Courtesy of Flickr user ZoriahA few weeks ago, I met Robert Munro, a computational linguist at Stanford University.  Rob seems to have done many things so far in his still-young career (see his list of publications), but most recently of note is Mission 4636, an SMS-based crowd-sourcing translation tool intended for disaster relief. I caught a clip on NPR’s Morning Edition the other day featuring this very technology – the idea of using crowds for translation rather than computer algorithms.  We’ve all used Yahoo!’s Babel Fish or Google Translate and been dissatisfied either with their language selection, the translation, or both.  These web tools are decent for translating single words or even whole web-pages and long passages when the output is not required to be eloquent.  But, they have their limitations, and in the wake of the January 12th Haitian earthquake, Rob and his colleagues identified a real need for something better.
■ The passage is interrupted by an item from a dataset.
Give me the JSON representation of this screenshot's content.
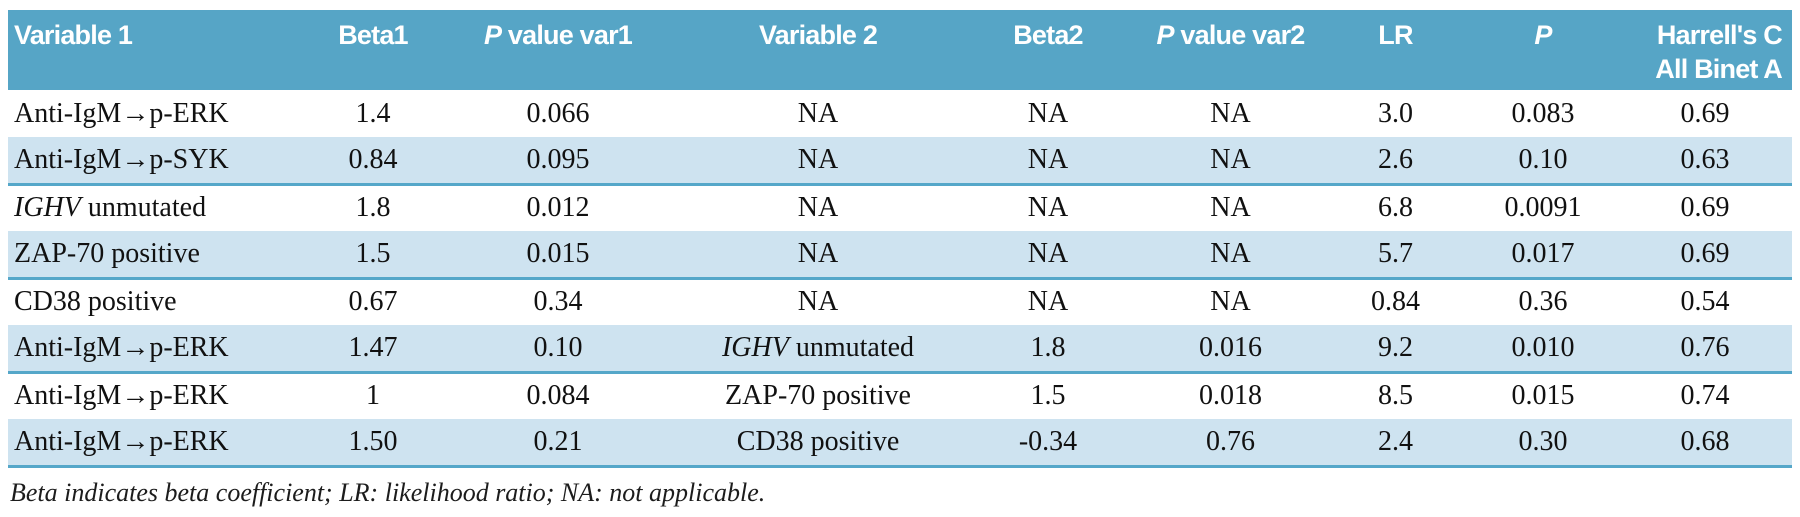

The basic problem is that cell phone networks in Haiti became overwhelmed in the aftermath.  When this happened, little data other than SMS messages could pass through (a problem also identified by I’MOK, who we covered a few weeks ago).  Thousands of survivors were sending messages for help, but who was sent there to receive them and manage the recovery process?  The non-Creole speaking U.S. Military.

Within hours of the earthquake, 4636 was established as a short code to which one could text messages for help.  Within 2 days, Mission 4636 was up and running, capturing those messages, distributing them to thousands of Creole-speakers worldwide, and sending back their translations to aid workers on the ground in Haiti.  The turnaround time was about 10 minutes, and the system helped deliver the first food and aid to over 10,000 earthquake survivors.

Since crowd-sourcing has typically taken on the life of entertainment (FAIL Blog, Youtube) or cheap labor (Amazon’s mechanical turk), it’s great to see it being put to such practical, altruistic use.